Wahlalternative Arbeit & soziale Gerechtigkeit
Eine andere Politik ist möglich!

Putsch in der SPD? - Von rechts!

Axel Gerntke/Dieter Staadt

Von der Entsozialdemokratisierung zur Entdemokratisierung der SPD

Nachdem Andrea Nahles mit deutlicher Mehrheit vom Parteivorstand als Generalsekretärin vorgeschlagen wurde, machten die Worte vom „Linksruck“ und „Putsch der Linken“ die Runde. Insbesondere der Seeheimer -Kreis zeigte sich entsetzt. Diese Dolchstoßlegende hatte offensichtlich den Zweck, die tatsächlichen Vorgänge zu verschleiern. Die SPD soll für die Fortsetzung des Agenda-Kurses in der großen Koalition vollständig gefügig gemacht werden.

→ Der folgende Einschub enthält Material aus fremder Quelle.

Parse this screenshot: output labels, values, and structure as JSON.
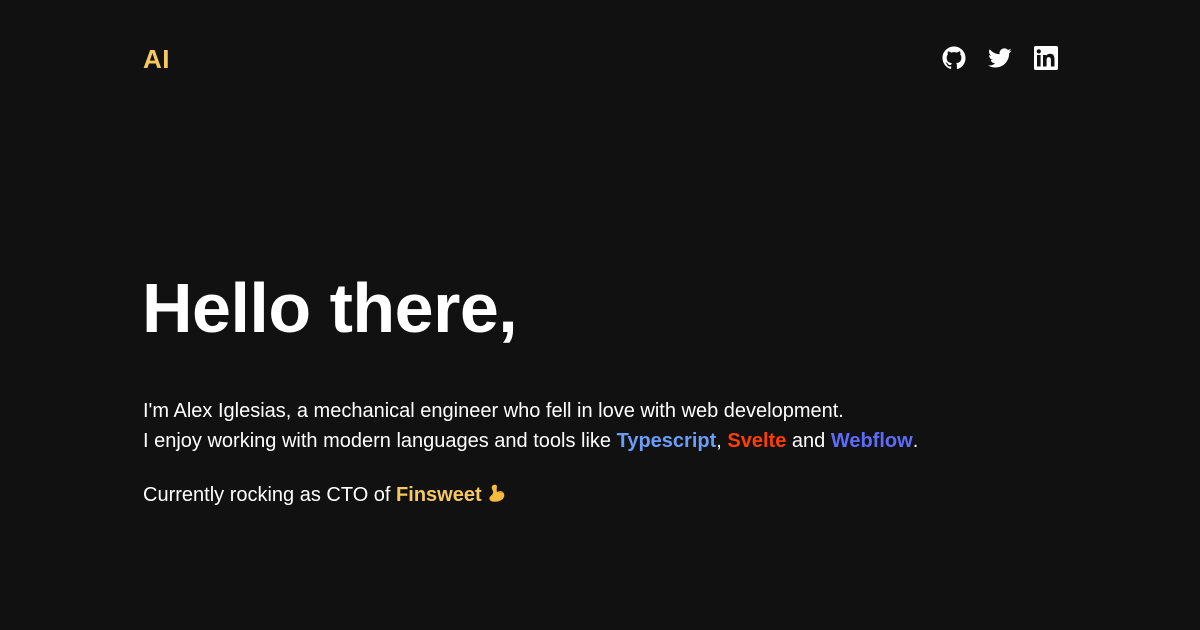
{
  "header": {
    "logo_text": "AI",
    "social": [
      {
        "name": "github",
        "icon": "github-icon"
      },
      {
        "name": "twitter",
        "icon": "twitter-icon"
      },
      {
        "name": "linkedin",
        "icon": "linkedin-icon"
      }
    ]
  },
  "hero": {
    "title": "Hello there,",
    "line1": "I'm Alex Iglesias, a mechanical engineer who fell in love with web development.",
    "line2_prefix": "I enjoy working with modern languages and tools like ",
    "tools": [
      {
        "label": "Typescript",
        "color": "#6b9cf7"
      },
      {
        "label": "Svelte",
        "color": "#ff3e00"
      },
      {
        "label": "Webflow",
        "color": "#5c6bf9"
      }
    ],
    "sep_comma": ", ",
    "sep_and": " and ",
    "line2_suffix": ".",
    "current_prefix": "Currently rocking as CTO of ",
    "company": "Finsweet",
    "company_color": "#f6c85f",
    "emoji_icon": "flexed-biceps-icon"
  },
  "colors": {
    "background": "#111111",
    "text": "#ffffff",
    "accent": "#f6c85f"
  }
}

Keine Analyse der Wahlniederlage

Franz Müntefering und Gerhard Schröder hatten das Bundestagswahlergebnis als ein Votum für ein „Weiter so!“ mit der Agenda 2010 interpretiert. Nicht nur die verheerenden Ergebnisse der letzten Landtagswahlen wurden ignoriert. Auch das Bundestagswahlergebnis wurde zu einem SPD-Sieg umdeklariert. Gerhard Schröder rief sich unter bis heute nicht ganz geklärten Umständen zur Verblüffung aller Fernsehzuschauer zum Dauerkanzler aus. Dies war ein erstaunlicher Realitätsverlust angesichts der Tatsache, dass die SPD eines der schlechtesten Wahlergebnisse ihrer Nachkriegsgeschichte eingefahren hatte.

Die Flucht aus der Wirklichkeit hatte in diesem Fall aber eine reale politische Funktion: Das Führungsduo der SPD wollte eine kritische Auseinandersetzung mit dem Agenda 2010-Kurs auch nach der Bundestagswahl verhindern.

Zur Erinnerung: Gerhard Schröder hatte den Agenda-Kurs nur mit Rücktrittsdrohungen gegen die Mehrheit in der eigenen Partei durchsetzen können. Der „Basta-Kanzler“ und sein Vorsitzender mussten nun fürchten, dass die Partei bei einer Analyse der zahlreichen Wahlniederlagen auch die Agenda-Politik auf die Tagesordnung hätte setzen können, ohne dass Schröder noch die Möglichkeit hatte, mit Rücktritt zu drohen; schließlich war er bereits abgewählt worden.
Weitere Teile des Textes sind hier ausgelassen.